Dari arah pintu gerbang masjid
Bentuk bangunan Masjid Agung juga masuk dalam kategori
arsitektur Islam Kuno, yaitu bentuk Tajug Lowahan Lambang Teplok (Nama bangunan
ini terdapat dalam Serat Kalang yang merupakan buku arsitektur Jawa). Atap
Masjid Agung tumpang tiga. Tumpang tiga bermakna, atap pertama disebut sebagai
panilih yang mengandung arti syariah. Atap kedua disebut penangkup yang
mengandung makna thoriqoh. Atap ketiga, brunjung yang maknanya hakekat. Sedang
mahkota masjid mengandung arti ma’rifat.
Di dalam masjid terdapat papan dengan tulisan Jawa dan Arab.

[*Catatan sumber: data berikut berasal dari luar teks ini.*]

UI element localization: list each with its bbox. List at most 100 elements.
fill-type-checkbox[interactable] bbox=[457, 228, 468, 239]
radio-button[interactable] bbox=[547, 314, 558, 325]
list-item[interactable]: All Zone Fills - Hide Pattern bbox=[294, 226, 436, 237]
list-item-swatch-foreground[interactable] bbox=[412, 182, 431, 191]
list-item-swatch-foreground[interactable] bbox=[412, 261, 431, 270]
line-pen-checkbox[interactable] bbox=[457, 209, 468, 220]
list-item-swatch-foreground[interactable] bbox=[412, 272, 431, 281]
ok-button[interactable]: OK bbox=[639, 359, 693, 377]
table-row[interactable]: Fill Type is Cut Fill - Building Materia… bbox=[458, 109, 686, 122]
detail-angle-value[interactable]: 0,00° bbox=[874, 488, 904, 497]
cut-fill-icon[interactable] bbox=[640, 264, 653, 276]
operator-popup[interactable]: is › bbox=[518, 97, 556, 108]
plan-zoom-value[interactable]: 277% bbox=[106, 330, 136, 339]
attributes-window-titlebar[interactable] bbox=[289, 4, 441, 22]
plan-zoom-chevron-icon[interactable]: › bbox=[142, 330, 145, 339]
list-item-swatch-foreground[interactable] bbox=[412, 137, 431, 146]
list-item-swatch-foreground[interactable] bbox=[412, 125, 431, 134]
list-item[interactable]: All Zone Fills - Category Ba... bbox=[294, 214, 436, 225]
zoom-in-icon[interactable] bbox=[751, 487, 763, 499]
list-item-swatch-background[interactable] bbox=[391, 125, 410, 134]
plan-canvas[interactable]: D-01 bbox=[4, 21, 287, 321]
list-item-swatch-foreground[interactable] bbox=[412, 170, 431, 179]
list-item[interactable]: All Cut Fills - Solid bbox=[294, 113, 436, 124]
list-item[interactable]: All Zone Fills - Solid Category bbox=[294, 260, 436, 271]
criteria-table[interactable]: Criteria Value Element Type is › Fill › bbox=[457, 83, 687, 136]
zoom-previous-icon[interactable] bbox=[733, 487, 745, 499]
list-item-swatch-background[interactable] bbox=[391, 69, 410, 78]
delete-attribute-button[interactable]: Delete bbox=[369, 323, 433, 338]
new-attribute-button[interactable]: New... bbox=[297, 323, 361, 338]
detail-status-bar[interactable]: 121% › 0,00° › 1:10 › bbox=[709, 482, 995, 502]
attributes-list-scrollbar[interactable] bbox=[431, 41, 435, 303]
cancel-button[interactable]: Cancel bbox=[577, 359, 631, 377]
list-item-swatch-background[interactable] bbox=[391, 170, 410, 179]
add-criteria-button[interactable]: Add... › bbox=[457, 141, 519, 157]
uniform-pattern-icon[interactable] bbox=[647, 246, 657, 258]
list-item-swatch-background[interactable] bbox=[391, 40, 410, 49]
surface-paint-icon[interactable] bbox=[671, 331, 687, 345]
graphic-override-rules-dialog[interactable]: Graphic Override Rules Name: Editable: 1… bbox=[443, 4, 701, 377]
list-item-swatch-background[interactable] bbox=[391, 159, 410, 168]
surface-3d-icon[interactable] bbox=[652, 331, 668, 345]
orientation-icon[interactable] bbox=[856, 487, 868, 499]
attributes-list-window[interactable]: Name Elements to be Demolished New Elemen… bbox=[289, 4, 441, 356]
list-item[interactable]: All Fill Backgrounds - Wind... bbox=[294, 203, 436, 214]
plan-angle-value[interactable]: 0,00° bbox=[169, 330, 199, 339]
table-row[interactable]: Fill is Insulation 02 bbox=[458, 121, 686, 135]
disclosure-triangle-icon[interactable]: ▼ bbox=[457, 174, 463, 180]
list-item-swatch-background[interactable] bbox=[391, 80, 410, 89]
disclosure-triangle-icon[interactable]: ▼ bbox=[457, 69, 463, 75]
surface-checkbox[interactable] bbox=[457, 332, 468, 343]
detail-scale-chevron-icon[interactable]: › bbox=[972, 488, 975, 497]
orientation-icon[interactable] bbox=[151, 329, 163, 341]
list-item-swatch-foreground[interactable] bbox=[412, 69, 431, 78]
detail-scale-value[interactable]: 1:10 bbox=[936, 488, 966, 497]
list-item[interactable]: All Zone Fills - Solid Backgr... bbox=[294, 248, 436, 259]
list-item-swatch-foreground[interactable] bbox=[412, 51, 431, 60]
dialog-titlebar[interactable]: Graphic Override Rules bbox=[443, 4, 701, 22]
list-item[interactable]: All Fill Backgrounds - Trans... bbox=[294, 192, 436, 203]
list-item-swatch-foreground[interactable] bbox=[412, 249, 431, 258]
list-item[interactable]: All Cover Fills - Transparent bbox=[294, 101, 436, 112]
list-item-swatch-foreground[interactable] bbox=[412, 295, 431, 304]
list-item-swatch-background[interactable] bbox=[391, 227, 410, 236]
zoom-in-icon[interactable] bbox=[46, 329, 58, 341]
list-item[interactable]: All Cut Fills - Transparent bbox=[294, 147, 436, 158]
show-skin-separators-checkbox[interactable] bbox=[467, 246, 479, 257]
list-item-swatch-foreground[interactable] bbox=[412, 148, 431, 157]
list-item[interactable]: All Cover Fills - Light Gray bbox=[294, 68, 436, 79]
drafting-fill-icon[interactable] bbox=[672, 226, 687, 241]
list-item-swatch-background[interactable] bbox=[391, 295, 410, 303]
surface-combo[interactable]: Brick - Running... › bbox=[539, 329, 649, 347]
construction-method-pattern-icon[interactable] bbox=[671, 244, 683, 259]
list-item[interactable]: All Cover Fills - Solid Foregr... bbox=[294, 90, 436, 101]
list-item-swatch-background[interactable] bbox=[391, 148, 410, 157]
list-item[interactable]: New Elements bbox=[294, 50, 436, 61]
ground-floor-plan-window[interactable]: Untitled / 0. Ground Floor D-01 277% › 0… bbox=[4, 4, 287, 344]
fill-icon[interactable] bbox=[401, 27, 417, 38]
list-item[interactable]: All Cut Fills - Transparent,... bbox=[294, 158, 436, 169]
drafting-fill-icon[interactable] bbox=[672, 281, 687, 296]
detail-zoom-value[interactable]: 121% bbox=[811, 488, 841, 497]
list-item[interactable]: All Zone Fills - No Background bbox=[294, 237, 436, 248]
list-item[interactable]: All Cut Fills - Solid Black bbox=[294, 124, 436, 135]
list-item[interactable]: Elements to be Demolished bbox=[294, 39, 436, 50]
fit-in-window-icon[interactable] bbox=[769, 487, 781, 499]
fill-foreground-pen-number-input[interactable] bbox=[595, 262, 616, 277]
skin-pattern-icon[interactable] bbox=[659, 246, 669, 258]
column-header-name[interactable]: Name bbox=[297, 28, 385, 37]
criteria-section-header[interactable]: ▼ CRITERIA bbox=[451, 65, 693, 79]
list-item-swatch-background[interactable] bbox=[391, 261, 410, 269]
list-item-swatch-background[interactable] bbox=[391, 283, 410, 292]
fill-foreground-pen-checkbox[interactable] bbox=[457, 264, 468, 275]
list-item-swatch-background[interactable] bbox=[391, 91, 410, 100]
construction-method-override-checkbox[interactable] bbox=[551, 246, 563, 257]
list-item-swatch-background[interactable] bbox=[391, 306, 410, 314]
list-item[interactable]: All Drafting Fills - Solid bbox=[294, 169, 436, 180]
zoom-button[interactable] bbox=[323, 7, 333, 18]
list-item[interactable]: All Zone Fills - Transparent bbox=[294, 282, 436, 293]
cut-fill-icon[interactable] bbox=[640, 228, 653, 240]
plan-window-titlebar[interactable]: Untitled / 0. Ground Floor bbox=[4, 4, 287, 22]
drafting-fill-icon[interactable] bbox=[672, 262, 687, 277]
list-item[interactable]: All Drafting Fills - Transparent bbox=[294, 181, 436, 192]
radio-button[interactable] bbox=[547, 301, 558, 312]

Arti tulisan tersebut jika dibaca : “RAA Cokronagoro Ping I Mas Pateh Cokrojoyo
Purworejo : 1762” Tulisan tersebut menunjukkan angka tahun Hijriyah yang jika
dihitung dengan tahun Masehi adalah tahun 1834. Tulisan tersebut dapat dibaca
oleh setiap orang yang masuk ke dalam masjid melalui serambi depan.
Sampai sekarang
Masjid Agung tetap digunakan tempat beribadah oleh kaum muslim di
Purworejo. Pada tahun 1834 Masjid Agung direnovasi. Pekerjaan renovasi
dilakukan hari Ahad tanggal 2 bulan Besar tahun Alip 1762 Hijriyah atau 16
April 1834. Saat ini Masjid Agung yang usianya mencapai 177 tahun itu sudah
mengalami banyak perubahan. Bangunan
induk sudah menggunakan atap genteng pres. Di atas atap terdapat mustaka yang
terbuat dari perunggu dengan hiasan daun kandhaka hutan.
Masjid Agung Darul Muttaqin tempo sekarang
Masing-masing bagian bawah atap tumpang terdapat boven panil
kaca es yang berfungsi sebagai pencahayaan. Atap ditopang oleh empat soko guru
dan 12 soko rowo persegi yang dihubungkan dengan balok gantung rangkap. Soko
guru di cat warna hijau dengan hiasan gometris lis kuning dan berdiri di
atas yoni tanpa cerat sebagai umpak. Keempat yoni mempunyai ukuran yang berbeda. Soko rowo
terbuat dari batu bata dan bagian bawah dilapisi keramik warna hijau.
Setiap
hari Masjid Agung tidak pernah sepi dari kunjungan wisatawan. Utamanya
rombongan wisata relegius yang berasal dari berbagai daerah di Indonesia.